For quite some time I have been using static site generators written in Ruby an Python. In many cases, static site is exactly what you want. Consider blogs, manuals/books, info pages.

Given the scale of how client-side technologies (such as JavaScript) evolved, most of dynamic functionality can be implemented using client-side scripts + remote web-services (e.g. Disqus for comments). More than often we a going down that road even on our completely dynamic sites – it makes things more simple.

I am not saying that platforms such as WordPress are going down. I don’t think so. But I think there are many people, just like me, that do not use more than 1% of WordPress functionality, and as such I simply do not need the whole WP for publishing in my blog.

All I need is to write some article in my favorite editor (Vim), run some tool which will wrap entry into layout, add styles and whistles, and publish the entry. Right now, on this very blog, I don’t see any feature I can not have with

        static site generator + JavaScript + some well-known service

And the clear benefit for me is relying on my favorite editor (I HATE text-area editors). Coupled with format independence (I can write my entry in HTML, or Twig, or Textile, or Markdown or any other esoteric beast), I get an ideal solution for my simple needs.

Other thing to consider is resources.
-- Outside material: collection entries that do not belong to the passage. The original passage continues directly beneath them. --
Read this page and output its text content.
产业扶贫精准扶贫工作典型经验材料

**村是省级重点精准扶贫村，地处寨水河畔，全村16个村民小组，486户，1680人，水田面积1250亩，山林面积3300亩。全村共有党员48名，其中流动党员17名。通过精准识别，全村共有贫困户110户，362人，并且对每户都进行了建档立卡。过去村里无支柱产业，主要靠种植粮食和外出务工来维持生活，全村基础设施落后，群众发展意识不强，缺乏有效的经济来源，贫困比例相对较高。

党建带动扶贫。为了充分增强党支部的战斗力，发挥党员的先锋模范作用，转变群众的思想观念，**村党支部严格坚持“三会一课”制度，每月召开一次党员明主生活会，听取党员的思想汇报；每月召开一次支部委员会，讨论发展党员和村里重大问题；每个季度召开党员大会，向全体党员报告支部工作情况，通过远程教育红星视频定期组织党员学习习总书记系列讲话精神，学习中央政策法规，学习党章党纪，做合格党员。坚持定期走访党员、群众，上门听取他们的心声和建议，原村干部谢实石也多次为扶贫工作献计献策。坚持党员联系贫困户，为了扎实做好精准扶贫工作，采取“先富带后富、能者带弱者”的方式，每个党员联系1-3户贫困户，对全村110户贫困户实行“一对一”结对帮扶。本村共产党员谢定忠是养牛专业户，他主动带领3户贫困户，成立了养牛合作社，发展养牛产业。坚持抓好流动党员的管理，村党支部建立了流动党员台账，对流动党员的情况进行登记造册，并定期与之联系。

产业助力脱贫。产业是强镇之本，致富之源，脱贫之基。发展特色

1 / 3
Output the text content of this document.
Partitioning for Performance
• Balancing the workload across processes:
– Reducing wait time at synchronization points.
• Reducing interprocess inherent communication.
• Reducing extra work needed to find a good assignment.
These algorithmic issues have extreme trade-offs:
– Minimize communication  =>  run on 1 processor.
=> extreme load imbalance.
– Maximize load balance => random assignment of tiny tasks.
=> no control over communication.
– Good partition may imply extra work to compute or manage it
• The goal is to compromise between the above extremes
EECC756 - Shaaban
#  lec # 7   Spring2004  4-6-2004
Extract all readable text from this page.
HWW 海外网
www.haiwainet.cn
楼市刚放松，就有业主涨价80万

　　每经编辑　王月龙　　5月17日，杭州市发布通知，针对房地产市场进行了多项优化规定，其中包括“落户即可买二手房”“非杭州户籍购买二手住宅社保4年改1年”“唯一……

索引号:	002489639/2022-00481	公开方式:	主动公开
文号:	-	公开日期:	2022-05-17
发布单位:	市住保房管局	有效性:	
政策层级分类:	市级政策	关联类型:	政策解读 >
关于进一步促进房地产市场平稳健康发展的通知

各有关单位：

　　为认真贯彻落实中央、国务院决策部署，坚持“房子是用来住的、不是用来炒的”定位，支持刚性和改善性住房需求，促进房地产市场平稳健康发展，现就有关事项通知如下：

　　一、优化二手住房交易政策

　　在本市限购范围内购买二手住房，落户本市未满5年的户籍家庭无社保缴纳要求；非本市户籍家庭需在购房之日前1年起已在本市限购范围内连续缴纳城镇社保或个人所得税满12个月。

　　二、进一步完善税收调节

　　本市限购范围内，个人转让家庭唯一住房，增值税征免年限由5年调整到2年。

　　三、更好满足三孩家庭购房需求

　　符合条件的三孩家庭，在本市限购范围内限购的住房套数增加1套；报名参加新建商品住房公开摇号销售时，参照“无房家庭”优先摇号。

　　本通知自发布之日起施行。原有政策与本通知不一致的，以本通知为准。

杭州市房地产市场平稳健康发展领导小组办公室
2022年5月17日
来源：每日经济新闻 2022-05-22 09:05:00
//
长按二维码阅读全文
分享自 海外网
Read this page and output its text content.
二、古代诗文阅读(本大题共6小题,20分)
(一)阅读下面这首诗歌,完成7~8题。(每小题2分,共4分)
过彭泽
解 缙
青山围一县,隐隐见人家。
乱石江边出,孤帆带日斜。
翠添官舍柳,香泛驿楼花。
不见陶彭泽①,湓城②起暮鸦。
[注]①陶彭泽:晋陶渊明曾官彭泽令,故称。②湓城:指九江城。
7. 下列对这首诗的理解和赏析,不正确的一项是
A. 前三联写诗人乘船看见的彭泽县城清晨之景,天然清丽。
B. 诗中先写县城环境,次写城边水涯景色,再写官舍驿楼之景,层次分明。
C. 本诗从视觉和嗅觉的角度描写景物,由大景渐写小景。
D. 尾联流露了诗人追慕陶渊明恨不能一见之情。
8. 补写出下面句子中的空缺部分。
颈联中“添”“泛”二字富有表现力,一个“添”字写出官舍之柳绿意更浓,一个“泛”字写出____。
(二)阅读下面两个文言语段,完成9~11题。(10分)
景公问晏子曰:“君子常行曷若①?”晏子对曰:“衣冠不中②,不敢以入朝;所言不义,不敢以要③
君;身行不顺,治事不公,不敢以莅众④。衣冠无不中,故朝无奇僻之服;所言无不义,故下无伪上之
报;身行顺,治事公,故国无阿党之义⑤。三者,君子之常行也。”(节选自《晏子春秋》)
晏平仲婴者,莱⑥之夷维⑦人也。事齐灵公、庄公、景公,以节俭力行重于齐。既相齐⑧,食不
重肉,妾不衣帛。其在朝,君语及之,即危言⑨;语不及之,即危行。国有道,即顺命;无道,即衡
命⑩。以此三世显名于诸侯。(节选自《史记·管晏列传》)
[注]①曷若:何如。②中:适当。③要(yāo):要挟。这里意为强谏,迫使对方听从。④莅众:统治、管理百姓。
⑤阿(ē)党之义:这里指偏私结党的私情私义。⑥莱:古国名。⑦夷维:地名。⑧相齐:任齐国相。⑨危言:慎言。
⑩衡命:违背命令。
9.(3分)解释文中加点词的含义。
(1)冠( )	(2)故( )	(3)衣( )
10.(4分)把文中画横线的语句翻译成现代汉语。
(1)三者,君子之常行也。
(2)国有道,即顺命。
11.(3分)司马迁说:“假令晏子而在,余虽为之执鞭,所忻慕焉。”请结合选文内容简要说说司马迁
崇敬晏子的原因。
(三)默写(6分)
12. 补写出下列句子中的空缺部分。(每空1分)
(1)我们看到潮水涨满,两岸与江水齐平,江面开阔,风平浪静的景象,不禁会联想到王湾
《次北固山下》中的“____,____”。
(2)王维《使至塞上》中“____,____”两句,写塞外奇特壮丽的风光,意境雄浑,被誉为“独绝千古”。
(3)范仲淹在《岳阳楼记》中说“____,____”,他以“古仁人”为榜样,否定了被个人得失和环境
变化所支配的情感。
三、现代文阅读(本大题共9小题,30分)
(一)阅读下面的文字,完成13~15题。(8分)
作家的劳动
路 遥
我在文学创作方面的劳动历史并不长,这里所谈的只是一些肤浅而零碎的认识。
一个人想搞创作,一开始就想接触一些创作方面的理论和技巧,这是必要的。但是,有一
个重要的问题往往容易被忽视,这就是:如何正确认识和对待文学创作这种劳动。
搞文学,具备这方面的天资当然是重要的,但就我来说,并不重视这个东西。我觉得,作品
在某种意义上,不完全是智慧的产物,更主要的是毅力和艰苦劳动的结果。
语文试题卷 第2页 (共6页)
Running WordPress is certainly way more resource-expensive (both CPU and RAM) than having static web site. For me this means I can have all my projects on medium server with more simple maintenance and caching strategies.

All this is good, but I couldn’t find any static site generators in PHP. Given the amount of generators in other languages I was surprised. So, I decided to create one myself, that’s how Phrozn project was born :)

It is in early stages of development, but is already quite usable. Please check out documentation and let me know if you have any questions.

P.S. I will move this blog into Phrozn pretty soon, so that you have yet another example of “phrozn site” (source code of phrozn.info site is available on GitHub).